Digital power and democracy

The project produces information on new forms of digital power and enables people to make a difference in matters that are important to them.

What is it about?

The rapid change in the media environment in recent decades has brought with it many new ways of participating in society and exerting new kinds of digital power. This has led to a blurring of the boundaries separating decision-makers, citizens, persons of influence and those being influenced, and senders and recipients of messages.

Digitalisation and the growth of network-like power may push the development of society in a democratic or non-democratic direction. For example, the Stockholm-based International Institute for Democracy and Electoral Assistance (IDEA) stated in its report in late 2021 The Global State of Democracy: Building Resilience in a Pandemic Era that the coronavirus pandemic had widened the gap between democratic and non-democratic systems. In the meantime, authoritarian practices have been adopted by many established democracies in recent years. The message from IDEA was like that of many other reports on democracy published in recent years – that the living space for democracy in the world has continued to narrow.

Meanwhile, activities such as online harassment and threats have been found to reduce people’s desire to engage in public debate, to publicly take a stand on sensitive topics as an expert, or to run for public office, for example. In a survey commissioned by the Well Said campaign organised by Yle, for example, 63 percent of Finns felt that the culture of public debate had been moving in the wrong direction and that public debate was not seen to be inviting for everyone. Also undermining trust in democracy and in other people are the new and invisible ways of using algorithms for wielding influence.
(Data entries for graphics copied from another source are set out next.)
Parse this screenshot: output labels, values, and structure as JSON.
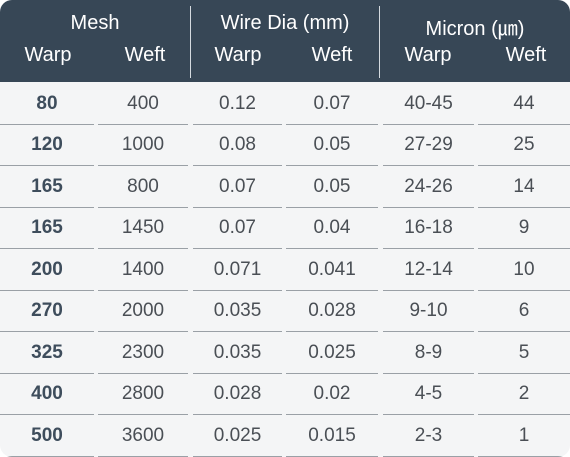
{
  "header": {
    "groups": [
      "Mesh",
      "Wire Dia (mm)",
      "Micron (㎛)"
    ],
    "subheaders": [
      "Warp",
      "Weft",
      "Warp",
      "Weft",
      "Warp",
      "Weft"
    ]
  },
  "rows": [
    [
      "80",
      "400",
      "0.12",
      "0.07",
      "40-45",
      "44"
    ],
    [
      "120",
      "1000",
      "0.08",
      "0.05",
      "27-29",
      "25"
    ],
    [
      "165",
      "800",
      "0.07",
      "0.05",
      "24-26",
      "14"
    ],
    [
      "165",
      "1450",
      "0.07",
      "0.04",
      "16-18",
      "9"
    ],
    [
      "200",
      "1400",
      "0.071",
      "0.041",
      "12-14",
      "10"
    ],
    [
      "270",
      "2000",
      "0.035",
      "0.028",
      "9-10",
      "6"
    ],
    [
      "325",
      "2300",
      "0.035",
      "0.025",
      "8-9",
      "5"
    ],
    [
      "400",
      "2800",
      "0.028",
      "0.02",
      "4-5",
      "2"
    ],
    [
      "500",
      "3600",
      "0.025",
      "0.015",
      "2-3",
      "1"
    ]
  ],
  "colors": {
    "header_bg": "#374756",
    "body_bg": "#f4f5f6",
    "header_text": "#ffffff",
    "cell_text": "#4a4f55"
  }
}
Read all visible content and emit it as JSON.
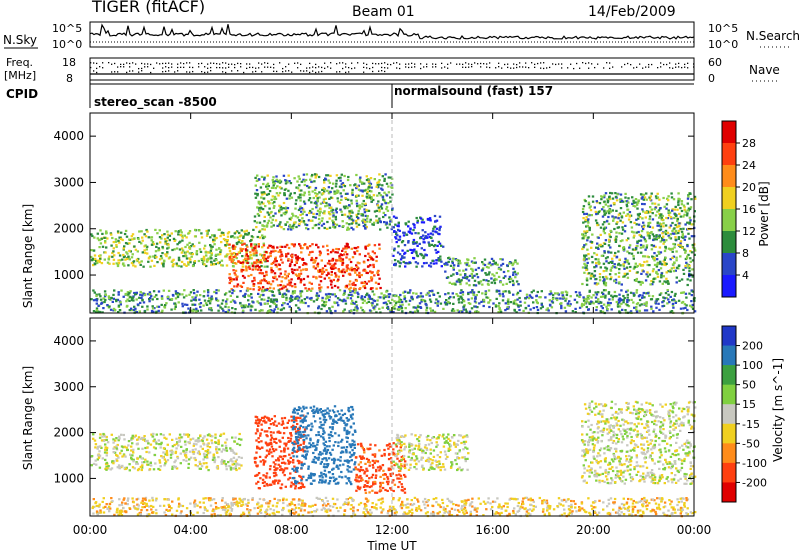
{
  "header": {
    "radar": "TIGER (fitACF)",
    "beam": "Beam 01",
    "date": "14/Feb/2009"
  },
  "top_panels": {
    "nsky_label": "N.Sky",
    "nsky_ticks": [
      "10^5",
      "10^0"
    ],
    "nsearch_label": "N.Search",
    "nsearch_ticks": [
      "10^5",
      "10^0"
    ],
    "freq_label_line1": "Freq.",
    "freq_label_line2": "[MHz]",
    "freq_ticks": [
      "18",
      "8"
    ],
    "nave_label": "Nave",
    "nave_ticks": [
      "60",
      "0"
    ],
    "cpid_label": "CPID",
    "cpid_segments": [
      {
        "name": "stereo_scan -8500",
        "start_hour": 0,
        "end_hour": 12
      },
      {
        "name": "normalsound (fast) 157",
        "start_hour": 12,
        "end_hour": 24
      }
    ]
  },
  "chart_data": [
    {
      "type": "heatmap",
      "title": "Power",
      "xlabel": "Time UT",
      "ylabel": "Slant Range [km]",
      "colorbar_label": "Power [dB]",
      "xlim": [
        0,
        24
      ],
      "ylim": [
        180,
        4500
      ],
      "x_ticks": [
        "00:00",
        "04:00",
        "08:00",
        "12:00",
        "16:00",
        "20:00",
        "00:00"
      ],
      "y_ticks": [
        1000,
        2000,
        3000,
        4000
      ],
      "colorbar_ticks": [
        4,
        8,
        12,
        16,
        20,
        24,
        28
      ],
      "colorbar_colors": [
        "#1a1aff",
        "#2a46c8",
        "#2c8c3c",
        "#88d048",
        "#f0d020",
        "#ff8c1a",
        "#ff4010",
        "#e00000"
      ],
      "regions": [
        {
          "t0": 0.0,
          "t1": 7.0,
          "r0": 1200,
          "r1": 2000,
          "value": 14
        },
        {
          "t0": 5.5,
          "t1": 11.5,
          "r0": 700,
          "r1": 1700,
          "value": 26
        },
        {
          "t0": 6.5,
          "t1": 12.0,
          "r0": 2000,
          "r1": 3200,
          "value": 12
        },
        {
          "t0": 12.0,
          "t1": 14.0,
          "r0": 1200,
          "r1": 2300,
          "value": 6
        },
        {
          "t0": 14.0,
          "t1": 17.0,
          "r0": 800,
          "r1": 1400,
          "value": 10
        },
        {
          "t0": 19.5,
          "t1": 24.0,
          "r0": 800,
          "r1": 2800,
          "value": 12
        },
        {
          "t0": 0.0,
          "t1": 24.0,
          "r0": 200,
          "r1": 700,
          "value": 10
        }
      ]
    },
    {
      "type": "heatmap",
      "title": "Velocity",
      "xlabel": "Time UT",
      "ylabel": "Slant Range [km]",
      "colorbar_label": "Velocity [m s^-1]",
      "xlim": [
        0,
        24
      ],
      "ylim": [
        180,
        4500
      ],
      "x_ticks": [
        "00:00",
        "04:00",
        "08:00",
        "12:00",
        "16:00",
        "20:00",
        "00:00"
      ],
      "y_ticks": [
        1000,
        2000,
        3000,
        4000
      ],
      "colorbar_ticks": [
        200,
        100,
        50,
        15,
        -15,
        -50,
        -100,
        -200
      ],
      "colorbar_colors": [
        "#2038c8",
        "#2878b8",
        "#3ca040",
        "#80d040",
        "#c8c8c0",
        "#f0d020",
        "#ff8c1a",
        "#ff4010",
        "#e00000"
      ],
      "regions": [
        {
          "t0": 0.0,
          "t1": 6.0,
          "r0": 1200,
          "r1": 2000,
          "value": 0
        },
        {
          "t0": 6.5,
          "t1": 8.5,
          "r0": 800,
          "r1": 2400,
          "value": -150
        },
        {
          "t0": 8.0,
          "t1": 10.5,
          "r0": 900,
          "r1": 2600,
          "value": 150
        },
        {
          "t0": 10.5,
          "t1": 12.5,
          "r0": 700,
          "r1": 1800,
          "value": -120
        },
        {
          "t0": 12.0,
          "t1": 15.0,
          "r0": 1200,
          "r1": 2000,
          "value": 0
        },
        {
          "t0": 19.5,
          "t1": 24.0,
          "r0": 900,
          "r1": 2700,
          "value": 0
        },
        {
          "t0": 0.0,
          "t1": 24.0,
          "r0": 200,
          "r1": 600,
          "value": -30
        }
      ]
    }
  ]
}
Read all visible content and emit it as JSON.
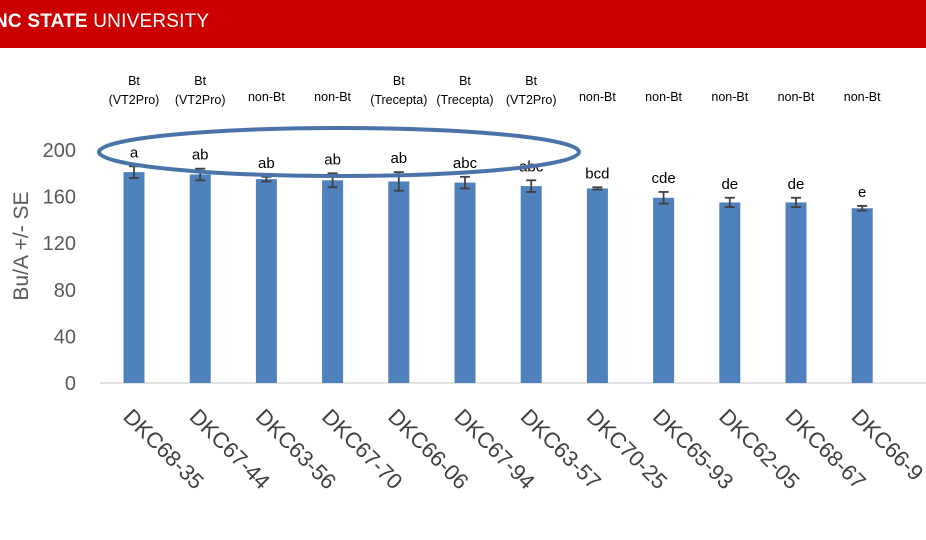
{
  "header": {
    "brand_bold": "NC STATE",
    "brand_regular": " UNIVERSITY",
    "background": "#cc0000"
  },
  "chart_data": {
    "type": "bar",
    "categories": [
      "DKC68-35",
      "DKC67-44",
      "DKC63-56",
      "DKC67-70",
      "DKC66-06",
      "DKC67-94",
      "DKC63-57",
      "DKC70-25",
      "DKC65-93",
      "DKC62-05",
      "DKC68-67",
      "DKC66-9"
    ],
    "values": [
      181,
      179,
      175,
      174,
      173,
      172,
      169,
      167,
      159,
      155,
      155,
      150
    ],
    "errors": [
      5,
      5,
      2,
      6,
      8,
      5,
      5,
      1,
      5,
      4,
      4,
      2
    ],
    "significance_letters": [
      "a",
      "ab",
      "ab",
      "ab",
      "ab",
      "abc",
      "abc",
      "bcd",
      "cde",
      "de",
      "de",
      "e"
    ],
    "traits": [
      [
        "Bt",
        "(VT2Pro)"
      ],
      [
        "Bt",
        "(VT2Pro)"
      ],
      [
        "non-Bt"
      ],
      [
        "non-Bt"
      ],
      [
        "Bt",
        "(Trecepta)"
      ],
      [
        "Bt",
        "(Trecepta)"
      ],
      [
        "Bt",
        "(VT2Pro)"
      ],
      [
        "non-Bt"
      ],
      [
        "non-Bt"
      ],
      [
        "non-Bt"
      ],
      [
        "non-Bt"
      ],
      [
        "non-Bt"
      ]
    ],
    "ylabel": "Bu/A +/- SE",
    "xlabel": "",
    "ylim": [
      0,
      200
    ],
    "yticks": [
      0,
      40,
      80,
      120,
      160,
      200
    ],
    "grid": false,
    "legend": "none",
    "bar_color": "#4f81bd",
    "error_bar_color": "#404040",
    "highlight_ellipse_color": "#4a74a8"
  }
}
The Eurobarometer study conducted in 2018 already showed that 83 percent of Europeans saw disinformation as a threat to democracy, 63 percent of young Europeans encountered fake news more than once a week, and 51 percent of Europeans believed that they had been exposed to online disinformation. There is no reason to assume that the significance of these phenomena would have declined since then.

What do we do?

The Digital Power and Democracy project helps people to the change in the information environment, digital power, and the societal significance and opportunities that data provides. The project also enhances the readiness of citizens (information, skills, enthusiasm) to affect matters that are of importance to themselves. This readiness comprises, for example, improved technological and information literacy and an understanding of how democracy works.

The project also includes developing and testing new kinds of models for participation and working together in digital environments.


Who is involved?

The work takes place in close cooperation with both Sitra’s internal partners (incl. the Fair Data Economy theme and Sitra’s foresight function) and external partners (incl. civil society, government, international think-tanks) both in Finland and internationally.

One of the aims of the project is to bring together figures from a wide range of sectors that have key roles in building the future of digital democracy. The goal is to collaborate with experts from different fields to produce new knowledge and new points of view for democracy and to expand and challenge our familiar concepts of democracy. Meanwhile, we seek to bring together people skilled in data and technology, as well as developers of democracy. We also aim to increase awareness of digital power and the societal significance of data.

Other important stakeholders are actors promoting digital information literacy and those specialising in the fight against disinformation, public institutions, civil society players and companies included.

Where are we now?

The project was launched in March 2022 and will continue as part of the theme of Democracy and participation through March 2026.